Scott Tinker, director of the Bureau of Economic Geology at the University of Texas in Austin, will moderate the opening session. Joining the discussion as a special guest speaker is Malcolm Frank, executive vice president of strategy and marketing for Cognizant and co-author of the book What to Do When Machines Do Everything.

“Digital technologies will have a major impact on the offshore industry,” Beydoun said. “Malcolm Frank will try to give the first view of that; he is someone I think is quite exceptional.”

Beydoun sees a clear place for offshore operations as long as they can remain competitive in terms of technical cost for exploring and producing offshore resources. “There is a future for offshore E&P operations,” he said. “There is a need for it, but at the same time, we need to find what I would say is low-cost oil.”

Keeping up with the demands of a growing global population helps ensure that there will be a need for offshore oil and gas production. “The International Energy Agency sees the demand for energy will continue to grow,” Beydoun said. “If we do nothing, our reservoirs will deplete at about 5% to 7% every year. This will create a gap of about 35 million barrels per day by 2025. So exploration and production have a big role in filling this gap.”

Marine renewables also will have a part in meeting that demand, a role highlighted in this week’s Offshore Renewable Energy Program. “The core business is oil and gas, but with advances in technology combined with increased societal and environmental awareness, we felt it was important to include tangible renewables as part of the program,” he said.

“We have 14 sessions dedicated to offshore renewables at this OTC, as this is a topic the board felt needed the space so that people could come and discuss this growing area of opportunity.”

In addition to renewables, attendees also will have an opportunity to travel the world without leaving Houston to learn more about offshore licensing opportunities, technology advancements and more as part of a new series of presentations.  

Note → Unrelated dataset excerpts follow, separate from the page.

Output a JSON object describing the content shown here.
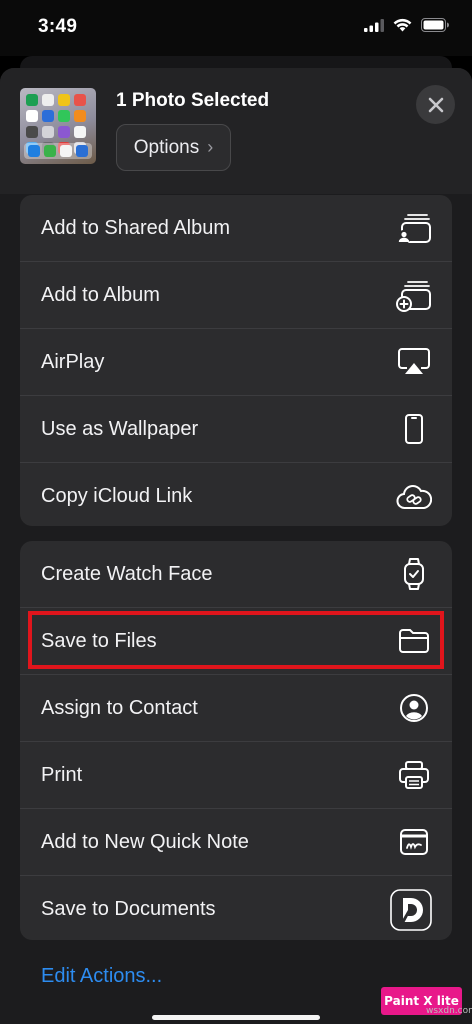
{
  "status_bar": {
    "time": "3:49",
    "icons": [
      "cellular-signal-icon",
      "wifi-icon",
      "battery-icon"
    ]
  },
  "header": {
    "title": "1 Photo Selected",
    "options_label": "Options",
    "options_chevron": "›",
    "close_icon": "close-icon"
  },
  "group1": [
    {
      "label": "Add to Shared Album",
      "icon": "shared-album-icon"
    },
    {
      "label": "Add to Album",
      "icon": "add-album-icon"
    },
    {
      "label": "AirPlay",
      "icon": "airplay-icon"
    },
    {
      "label": "Use as Wallpaper",
      "icon": "phone-icon"
    },
    {
      "label": "Copy iCloud Link",
      "icon": "cloud-link-icon"
    }
  ],
  "group2": [
    {
      "label": "Create Watch Face",
      "icon": "watch-icon"
    },
    {
      "label": "Save to Files",
      "icon": "folder-icon",
      "highlighted": true
    },
    {
      "label": "Assign to Contact",
      "icon": "contact-icon"
    },
    {
      "label": "Print",
      "icon": "printer-icon"
    },
    {
      "label": "Add to New Quick Note",
      "icon": "quick-note-icon"
    },
    {
      "label": "Save to Documents",
      "icon": "documents-app-icon"
    }
  ],
  "footer": {
    "edit_actions": "Edit Actions..."
  },
  "watermark": {
    "label": "Paint X lite",
    "sub": "wsxdn.com"
  },
  "colors": {
    "background": "#1c1c1e",
    "row_background": "#2c2c2e",
    "accent_link": "#2d8cf0",
    "highlight_border": "#e0151c",
    "watermark": "#e8188a"
  }
}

“For as long as I can remember, OTC has had sessions dedicated to specific countries. This year, we will feature nine countries as part of what we’re calling our ‘Around the World’ series,” he said. “The format is quite flexible and provides [an opportunity for] representatives from each country to highlight and show how they have made an impact in the offshore industry.”

The lineup includes Australia, Canada, France, Ghana, Guyana, Israel, Mexico, Norway and the U.K.

“It is new for this year, but hopefully we will keep it around so that other countries will have an opportunity to share how they resonate with offshore opportunities,” Beydoun said.
This year will be Beydoun’s last in his role as chairman of the OTC board, capping off nine years of service that have provided many great memories and more. “It enhanced my professional network and my overall understanding of the offshore ecosystem. Because we have many different societies represented on the board, with each representing a different aspect of the offshore, my awareness, understanding and appreciation for these other technologies increased,” he said. “It has been a wonderful nine years.”